Cette approche par trajectoire de progrès pourra ensuite être étendue aux bâtiments existants.
S’agissant des consommations d’énergie, EdEn réitère son souhait que la norme soit exprimée en énergie finale. S’il apparaissait qu’à titre transitoire, le maintien du recours à l’énergie primaire était nécessaire, le coefficient par défaut de 2,1 proposé par la réglementation européenne devrait être retenu.
Dans les transports, lever les obstacles à la mobilité électrique
Dans le domaine des transports, EdEn soutient les orientations prises en faveur de la mobilité électrique dans la PPE. Cependant, EdEn appelle l’attention sur le fait que des freins très importants continuent à retarder son développement.
L’équipement du pays en bornes de recharge accessibles au public doit être considéré comme un grand programme national, piloté par les pouvoirs publics et les régions. La loi d’orientation des mobilités offre la possibilité d’élaborer des schémas directeurs d’implantation des infrastructures de recharge dont l’élaboration doit être engagée sans tarder.
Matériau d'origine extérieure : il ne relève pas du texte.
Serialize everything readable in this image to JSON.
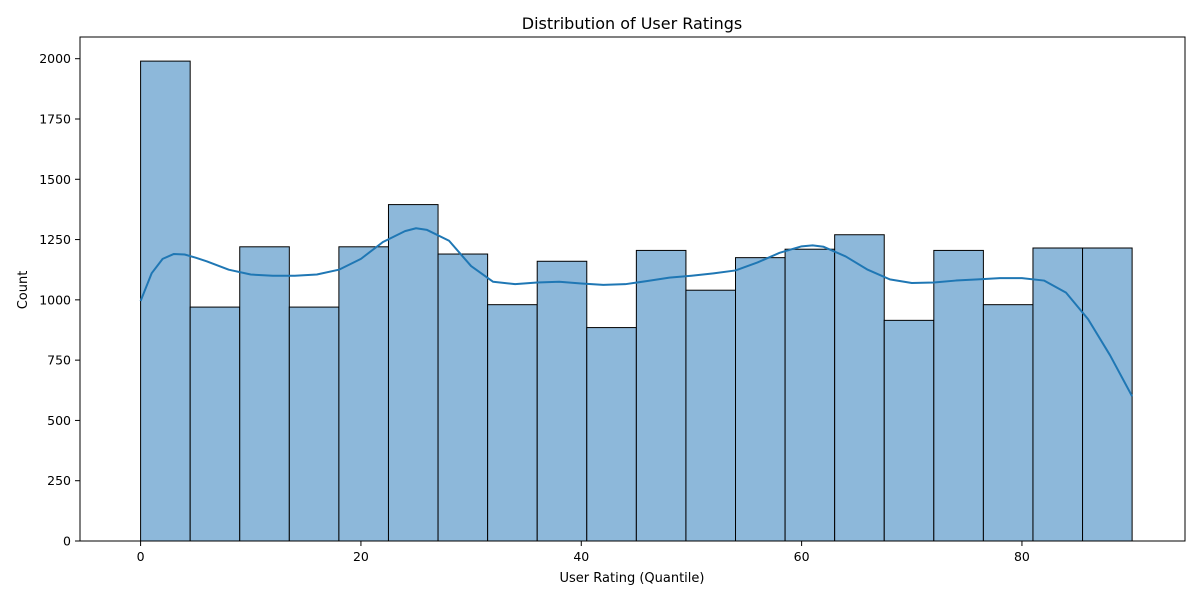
{
  "chart_data": {
    "type": "bar",
    "subtype": "histogram-with-kde",
    "title": "Distribution of User Ratings",
    "xlabel": "User Rating (Quantile)",
    "ylabel": "Count",
    "xlim": [
      -5.5,
      94.8
    ],
    "ylim": [
      0,
      2090
    ],
    "x_ticks": [
      0,
      20,
      40,
      60,
      80
    ],
    "x_tick_labels": [
      "0",
      "20",
      "40",
      "60",
      "80"
    ],
    "y_ticks": [
      0,
      250,
      500,
      750,
      1000,
      1250,
      1500,
      1750,
      2000
    ],
    "y_tick_labels": [
      "0",
      "250",
      "500",
      "750",
      "1000",
      "1250",
      "1500",
      "1750",
      "2000"
    ],
    "grid": false,
    "bin_edges": [
      0,
      4.5,
      9,
      13.5,
      18,
      22.5,
      27,
      31.5,
      36,
      40.5,
      45,
      49.5,
      54,
      58.5,
      63,
      67.5,
      72,
      76.5,
      81,
      85.5,
      90
    ],
    "values": [
      1990,
      970,
      1220,
      970,
      1220,
      1395,
      1190,
      980,
      1160,
      885,
      1205,
      1040,
      1175,
      1210,
      1270,
      915,
      1205,
      980,
      1215,
      1215
    ],
    "kde": {
      "x": [
        0,
        1,
        2,
        3,
        4,
        5,
        6,
        8,
        10,
        12,
        14,
        16,
        18,
        20,
        22,
        24,
        25,
        26,
        28,
        30,
        32,
        34,
        36,
        38,
        40,
        42,
        44,
        46,
        48,
        50,
        52,
        54,
        56,
        58,
        60,
        61,
        62,
        64,
        66,
        68,
        70,
        72,
        74,
        76,
        78,
        80,
        82,
        84,
        86,
        88,
        90
      ],
      "y": [
        995,
        1110,
        1170,
        1190,
        1188,
        1175,
        1160,
        1125,
        1105,
        1100,
        1100,
        1105,
        1125,
        1170,
        1240,
        1285,
        1297,
        1290,
        1245,
        1140,
        1075,
        1065,
        1072,
        1075,
        1068,
        1062,
        1065,
        1078,
        1092,
        1100,
        1110,
        1122,
        1155,
        1195,
        1222,
        1226,
        1220,
        1180,
        1125,
        1085,
        1070,
        1072,
        1080,
        1085,
        1090,
        1090,
        1080,
        1030,
        920,
        770,
        600
      ]
    },
    "colors": {
      "bar_fill": "#8db8da",
      "bar_edge": "#000000",
      "kde_line": "#1f77b4"
    }
  }
}
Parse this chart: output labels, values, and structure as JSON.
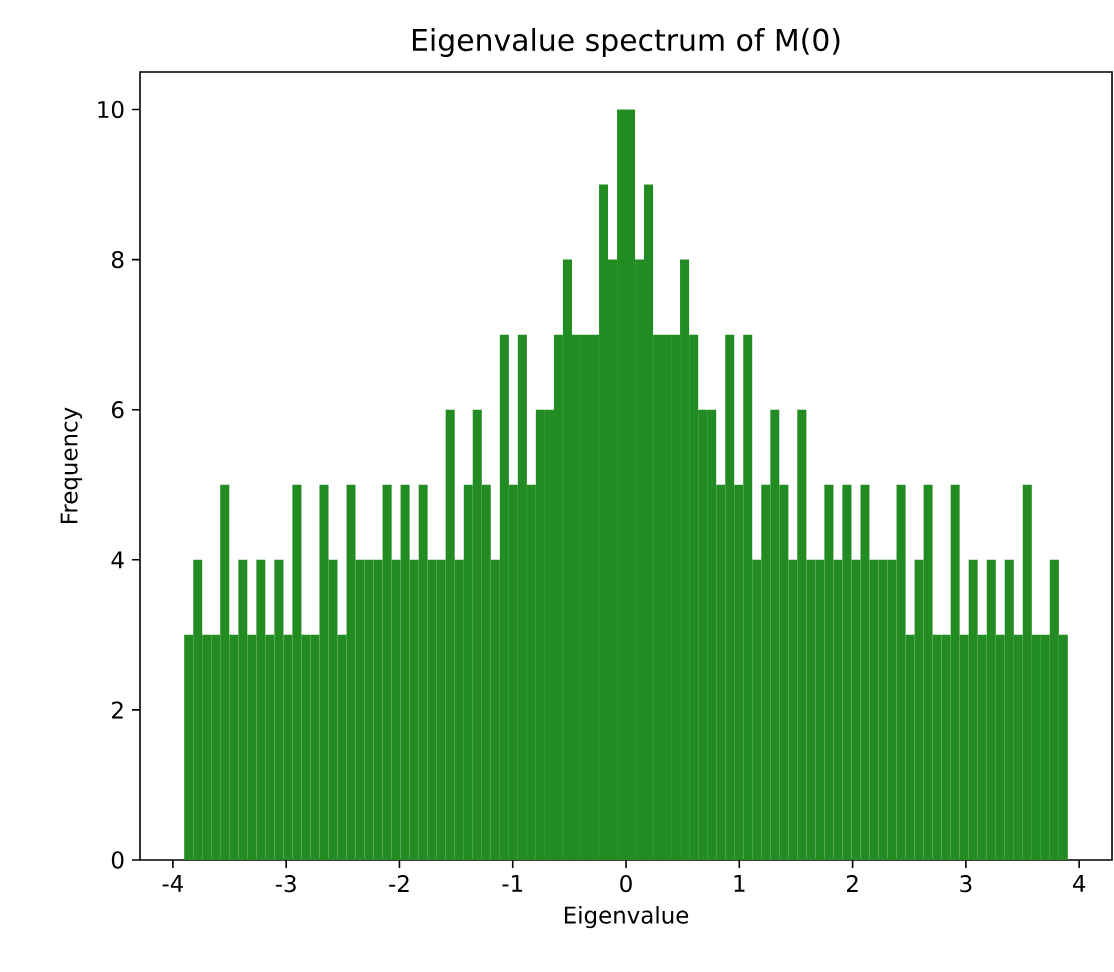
{
  "chart_data": {
    "type": "histogram",
    "title": "Eigenvalue spectrum of M(0)",
    "xlabel": "Eigenvalue",
    "ylabel": "Frequency",
    "color": "#228b22",
    "bins": [
      -3.9,
      -3.82,
      -3.741,
      -3.661,
      -3.582,
      -3.502,
      -3.422,
      -3.343,
      -3.263,
      -3.184,
      -3.104,
      -3.024,
      -2.945,
      -2.865,
      -2.786,
      -2.706,
      -2.626,
      -2.547,
      -2.467,
      -2.388,
      -2.308,
      -2.228,
      -2.149,
      -2.069,
      -1.99,
      -1.91,
      -1.83,
      -1.751,
      -1.671,
      -1.592,
      -1.512,
      -1.432,
      -1.353,
      -1.273,
      -1.194,
      -1.114,
      -1.034,
      -0.955,
      -0.875,
      -0.796,
      -0.716,
      -0.636,
      -0.557,
      -0.477,
      -0.398,
      -0.318,
      -0.238,
      -0.159,
      -0.079,
      0.0,
      0.08,
      0.159,
      0.239,
      0.318,
      0.398,
      0.477,
      0.557,
      0.637,
      0.716,
      0.796,
      0.876,
      0.955,
      1.035,
      1.114,
      1.194,
      1.274,
      1.353,
      1.433,
      1.512,
      1.592,
      1.672,
      1.751,
      1.831,
      1.91,
      1.99,
      2.07,
      2.149,
      2.229,
      2.308,
      2.388,
      2.468,
      2.547,
      2.627,
      2.706,
      2.786,
      2.866,
      2.945,
      3.025,
      3.104,
      3.184,
      3.264,
      3.343,
      3.423,
      3.502,
      3.582,
      3.662,
      3.741,
      3.821,
      3.9
    ],
    "values": [
      3,
      4,
      3,
      3,
      5,
      3,
      4,
      3,
      4,
      3,
      4,
      3,
      5,
      3,
      3,
      5,
      4,
      3,
      5,
      4,
      4,
      4,
      5,
      4,
      5,
      4,
      5,
      4,
      4,
      6,
      4,
      5,
      6,
      5,
      4,
      7,
      5,
      7,
      5,
      6,
      6,
      7,
      8,
      7,
      7,
      7,
      9,
      8,
      10,
      10,
      8,
      9,
      7,
      7,
      7,
      8,
      7,
      6,
      6,
      5,
      7,
      5,
      7,
      4,
      5,
      6,
      5,
      4,
      6,
      4,
      4,
      5,
      4,
      5,
      4,
      5,
      4,
      4,
      4,
      5,
      3,
      4,
      5,
      3,
      3,
      5,
      3,
      4,
      3,
      4,
      3,
      4,
      3,
      5,
      3,
      3,
      4,
      3
    ],
    "xlim": [
      -4.29,
      4.29
    ],
    "ylim": [
      0,
      10.5
    ],
    "xticks": [
      -4,
      -3,
      -2,
      -1,
      0,
      1,
      2,
      3,
      4
    ],
    "yticks": [
      0,
      2,
      4,
      6,
      8,
      10
    ]
  }
}
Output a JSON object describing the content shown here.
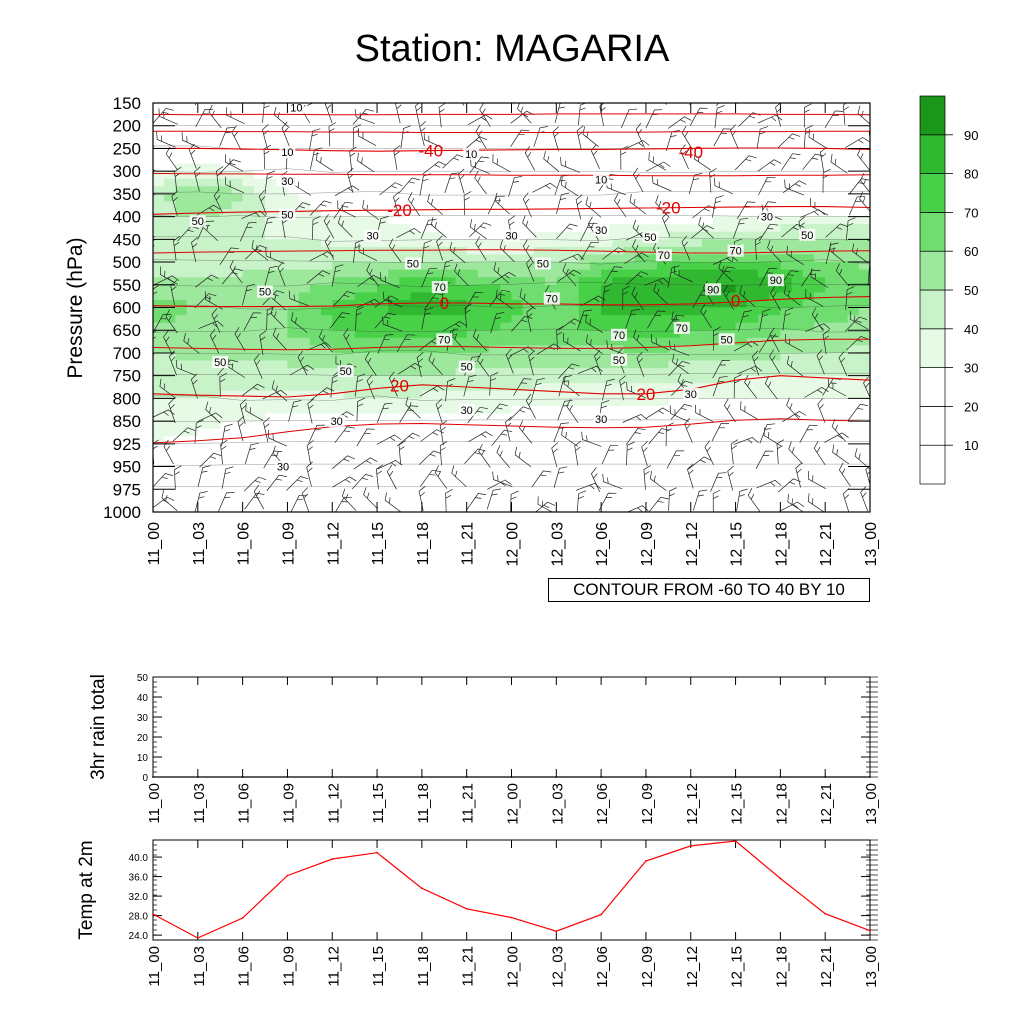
{
  "title": "Station: MAGARIA",
  "chart_data": [
    {
      "type": "heatmap",
      "name": "relative humidity cross-section",
      "ylabel": "Pressure (hPa)",
      "pressure_levels": [
        150,
        200,
        250,
        300,
        350,
        400,
        450,
        500,
        550,
        600,
        650,
        700,
        750,
        800,
        850,
        925,
        950,
        975,
        1000
      ],
      "time_labels": [
        "11_00",
        "11_03",
        "11_06",
        "11_09",
        "11_12",
        "11_15",
        "11_18",
        "11_21",
        "12_00",
        "12_03",
        "12_06",
        "12_09",
        "12_12",
        "12_15",
        "12_18",
        "12_21",
        "13_00"
      ],
      "colorbar_levels": [
        10,
        20,
        30,
        40,
        50,
        60,
        70,
        80,
        90
      ],
      "colorbar_colors": [
        "#ffffff",
        "#ffffff",
        "#ffffff",
        "#e6fae6",
        "#c8f2c8",
        "#9ee89e",
        "#70dd70",
        "#48d048",
        "#30b830",
        "#1a961a"
      ],
      "humidity_rows": [
        {
          "p": 150,
          "values": [
            10,
            10,
            10,
            10,
            10,
            10,
            10,
            10,
            10,
            10,
            10,
            10,
            10,
            10,
            10,
            10,
            10
          ]
        },
        {
          "p": 200,
          "values": [
            10,
            10,
            10,
            10,
            10,
            10,
            10,
            10,
            10,
            10,
            10,
            10,
            10,
            10,
            10,
            10,
            10
          ]
        },
        {
          "p": 250,
          "values": [
            20,
            20,
            15,
            10,
            10,
            10,
            10,
            10,
            10,
            10,
            10,
            10,
            10,
            10,
            10,
            10,
            10
          ]
        },
        {
          "p": 300,
          "values": [
            30,
            35,
            30,
            20,
            15,
            10,
            10,
            10,
            10,
            10,
            10,
            15,
            15,
            10,
            10,
            10,
            10
          ]
        },
        {
          "p": 350,
          "values": [
            45,
            62,
            50,
            30,
            25,
            20,
            15,
            15,
            15,
            15,
            15,
            20,
            20,
            20,
            20,
            20,
            20
          ]
        },
        {
          "p": 400,
          "values": [
            45,
            52,
            45,
            35,
            30,
            30,
            25,
            25,
            25,
            25,
            25,
            25,
            25,
            28,
            30,
            30,
            30
          ]
        },
        {
          "p": 450,
          "values": [
            40,
            40,
            40,
            40,
            38,
            35,
            32,
            30,
            30,
            32,
            35,
            40,
            45,
            48,
            50,
            50,
            50
          ]
        },
        {
          "p": 500,
          "values": [
            40,
            42,
            45,
            45,
            48,
            50,
            52,
            50,
            48,
            50,
            58,
            65,
            72,
            72,
            68,
            60,
            58
          ]
        },
        {
          "p": 550,
          "values": [
            52,
            55,
            55,
            55,
            62,
            68,
            78,
            72,
            68,
            60,
            82,
            88,
            90,
            93,
            85,
            70,
            65
          ]
        },
        {
          "p": 600,
          "values": [
            65,
            60,
            55,
            58,
            72,
            80,
            85,
            82,
            72,
            62,
            82,
            85,
            82,
            80,
            72,
            65,
            60
          ]
        },
        {
          "p": 650,
          "values": [
            58,
            55,
            55,
            60,
            70,
            75,
            75,
            72,
            68,
            65,
            72,
            75,
            72,
            68,
            62,
            58,
            55
          ]
        },
        {
          "p": 700,
          "values": [
            50,
            52,
            52,
            55,
            58,
            62,
            60,
            58,
            58,
            56,
            56,
            58,
            56,
            55,
            52,
            50,
            48
          ]
        },
        {
          "p": 750,
          "values": [
            45,
            45,
            45,
            45,
            48,
            50,
            50,
            48,
            48,
            45,
            45,
            45,
            42,
            42,
            40,
            40,
            40
          ]
        },
        {
          "p": 800,
          "values": [
            40,
            40,
            38,
            35,
            38,
            40,
            38,
            35,
            35,
            33,
            32,
            32,
            30,
            30,
            30,
            30,
            30
          ]
        },
        {
          "p": 850,
          "values": [
            32,
            32,
            30,
            28,
            28,
            28,
            28,
            25,
            25,
            25,
            25,
            25,
            25,
            25,
            25,
            25,
            25
          ]
        },
        {
          "p": 925,
          "values": [
            30,
            28,
            25,
            22,
            20,
            20,
            20,
            20,
            20,
            20,
            20,
            20,
            20,
            20,
            20,
            20,
            20
          ]
        },
        {
          "p": 950,
          "values": [
            25,
            25,
            22,
            20,
            20,
            20,
            20,
            20,
            20,
            20,
            20,
            20,
            20,
            20,
            20,
            20,
            20
          ]
        },
        {
          "p": 975,
          "values": [
            20,
            20,
            20,
            20,
            20,
            20,
            20,
            20,
            20,
            20,
            20,
            20,
            20,
            20,
            20,
            20,
            20
          ]
        },
        {
          "p": 1000,
          "values": [
            20,
            20,
            20,
            20,
            20,
            20,
            20,
            20,
            20,
            20,
            20,
            20,
            20,
            20,
            20,
            20,
            20
          ]
        }
      ],
      "humidity_labels": [
        {
          "text": "10",
          "t": 3.2,
          "p": 160
        },
        {
          "text": "10",
          "t": 3.0,
          "p": 258
        },
        {
          "text": "10",
          "t": 7.1,
          "p": 262
        },
        {
          "text": "10",
          "t": 10.0,
          "p": 318
        },
        {
          "text": "30",
          "t": 3.0,
          "p": 322
        },
        {
          "text": "50",
          "t": 1.0,
          "p": 410
        },
        {
          "text": "50",
          "t": 3.0,
          "p": 395
        },
        {
          "text": "30",
          "t": 4.9,
          "p": 442
        },
        {
          "text": "30",
          "t": 8.0,
          "p": 442
        },
        {
          "text": "30",
          "t": 10.0,
          "p": 430
        },
        {
          "text": "30",
          "t": 13.7,
          "p": 400
        },
        {
          "text": "50",
          "t": 11.1,
          "p": 445
        },
        {
          "text": "50",
          "t": 14.6,
          "p": 440
        },
        {
          "text": "50",
          "t": 5.8,
          "p": 503
        },
        {
          "text": "50",
          "t": 8.7,
          "p": 503
        },
        {
          "text": "50",
          "t": 2.5,
          "p": 565
        },
        {
          "text": "70",
          "t": 6.4,
          "p": 555
        },
        {
          "text": "70",
          "t": 11.4,
          "p": 485
        },
        {
          "text": "70",
          "t": 13.0,
          "p": 475
        },
        {
          "text": "90",
          "t": 13.9,
          "p": 540
        },
        {
          "text": "90",
          "t": 12.5,
          "p": 560
        },
        {
          "text": "70",
          "t": 8.9,
          "p": 580
        },
        {
          "text": "70",
          "t": 6.5,
          "p": 670
        },
        {
          "text": "70",
          "t": 10.4,
          "p": 660
        },
        {
          "text": "70",
          "t": 11.8,
          "p": 645
        },
        {
          "text": "50",
          "t": 12.8,
          "p": 670
        },
        {
          "text": "50",
          "t": 7.0,
          "p": 730
        },
        {
          "text": "50",
          "t": 10.4,
          "p": 715
        },
        {
          "text": "50",
          "t": 1.5,
          "p": 720
        },
        {
          "text": "50",
          "t": 4.3,
          "p": 740
        },
        {
          "text": "30",
          "t": 7.0,
          "p": 825
        },
        {
          "text": "30",
          "t": 10.0,
          "p": 845
        },
        {
          "text": "30",
          "t": 12.0,
          "p": 790
        },
        {
          "text": "30",
          "t": 4.1,
          "p": 850
        },
        {
          "text": "30",
          "t": 2.9,
          "p": 950
        }
      ],
      "temperature_isotherms": [
        {
          "value": -40,
          "label": "-40",
          "p_values": [
            250,
            250,
            251,
            253,
            255,
            256,
            255,
            254,
            253,
            252,
            252,
            251,
            250,
            249,
            249,
            250,
            252
          ]
        },
        {
          "value": -20,
          "label": "-20",
          "p_values": [
            395,
            392,
            390,
            389,
            387,
            386,
            385,
            384,
            384,
            383,
            382,
            381,
            380,
            379,
            378,
            378,
            380
          ]
        },
        {
          "value": 0,
          "label": "0",
          "p_values": [
            596,
            598,
            598,
            598,
            597,
            592,
            590,
            590,
            592,
            592,
            594,
            594,
            592,
            588,
            582,
            578,
            576
          ]
        },
        {
          "value": 20,
          "label": "20",
          "p_values": [
            790,
            793,
            795,
            797,
            790,
            778,
            770,
            775,
            780,
            785,
            790,
            790,
            780,
            760,
            750,
            755,
            760
          ]
        }
      ],
      "temperature_labels": [
        {
          "text": "-40",
          "t": 6.2,
          "p": 254
        },
        {
          "text": "-40",
          "t": 12.0,
          "p": 258
        },
        {
          "text": "-20",
          "t": 5.5,
          "p": 385
        },
        {
          "text": "-20",
          "t": 11.5,
          "p": 380
        },
        {
          "text": "0",
          "t": 6.5,
          "p": 590
        },
        {
          "text": "0",
          "t": 13.0,
          "p": 585
        },
        {
          "text": "20",
          "t": 5.5,
          "p": 772
        },
        {
          "text": "20",
          "t": 11.0,
          "p": 790
        }
      ],
      "contour_note": "CONTOUR FROM -60 TO 40 BY 10"
    },
    {
      "type": "line",
      "name": "3hr rain total",
      "ylabel": "3hr rain total",
      "ylim": [
        0,
        50
      ],
      "yticks": [
        "0",
        "10",
        "20",
        "30",
        "40",
        "50"
      ],
      "x": [
        "11_00",
        "11_03",
        "11_06",
        "11_09",
        "11_12",
        "11_15",
        "11_18",
        "11_21",
        "12_00",
        "12_03",
        "12_06",
        "12_09",
        "12_12",
        "12_15",
        "12_18",
        "12_21",
        "13_00"
      ],
      "values": [
        0,
        0,
        0,
        0,
        0,
        0,
        0,
        0,
        0,
        0,
        0,
        0,
        0,
        0,
        0,
        0,
        0
      ]
    },
    {
      "type": "line",
      "name": "Temp at 2m",
      "ylabel": "Temp at 2m",
      "ylim": [
        23.0,
        43.5
      ],
      "yticks": [
        "24.0",
        "28.0",
        "32.0",
        "36.0",
        "40.0"
      ],
      "x": [
        "11_00",
        "11_03",
        "11_06",
        "11_09",
        "11_12",
        "11_15",
        "11_18",
        "11_21",
        "12_00",
        "12_03",
        "12_06",
        "12_09",
        "12_12",
        "12_15",
        "12_18",
        "12_21",
        "13_00"
      ],
      "values": [
        28.3,
        23.4,
        27.5,
        36.2,
        39.6,
        40.9,
        33.6,
        29.4,
        27.6,
        24.8,
        28.2,
        39.2,
        42.3,
        43.3,
        35.6,
        28.4,
        24.9
      ],
      "color": "#ff0000"
    }
  ]
}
Lire aussi : 21 mesures pour atteindre 5,2 millions de véhicules électriques en 2030
Développer l’hydrogène de façon ciblée
L’hydrogène sera nécessaire à la décarbonation de notre économie. Cependant son équation économique et technique reste difficile à équilibrer. Le recours à l’hydrogène doit être soutenu dans les secteurs où son usage paraît le plus approprié (industrie, mobilité lourde).
Rééquilibrer puissance et énergie
La deuxième révolution électrique peut s’appuyer sur la révolution du numérique et sur toutes les techniques qui l’accompagnent. Mais elle doit aussi intégrer une autre problématique : celle d’une énergie à coût marginal faible, dans laquelle la notion de prix du kWh a de moins en moins de sens et où la puissance souscrite à la consommation et la puissance garantie à la production doivent être tarifées ou rémunérées à la hauteur de leur juste valeur économique.
L’élaboration du TURPE 6 régissant les tarifs d’accès aux réseaux électriques représente à cet égard une échéance essentielle et EdEn appelle à davantage d’attention sur les enjeux qui s’y attachent.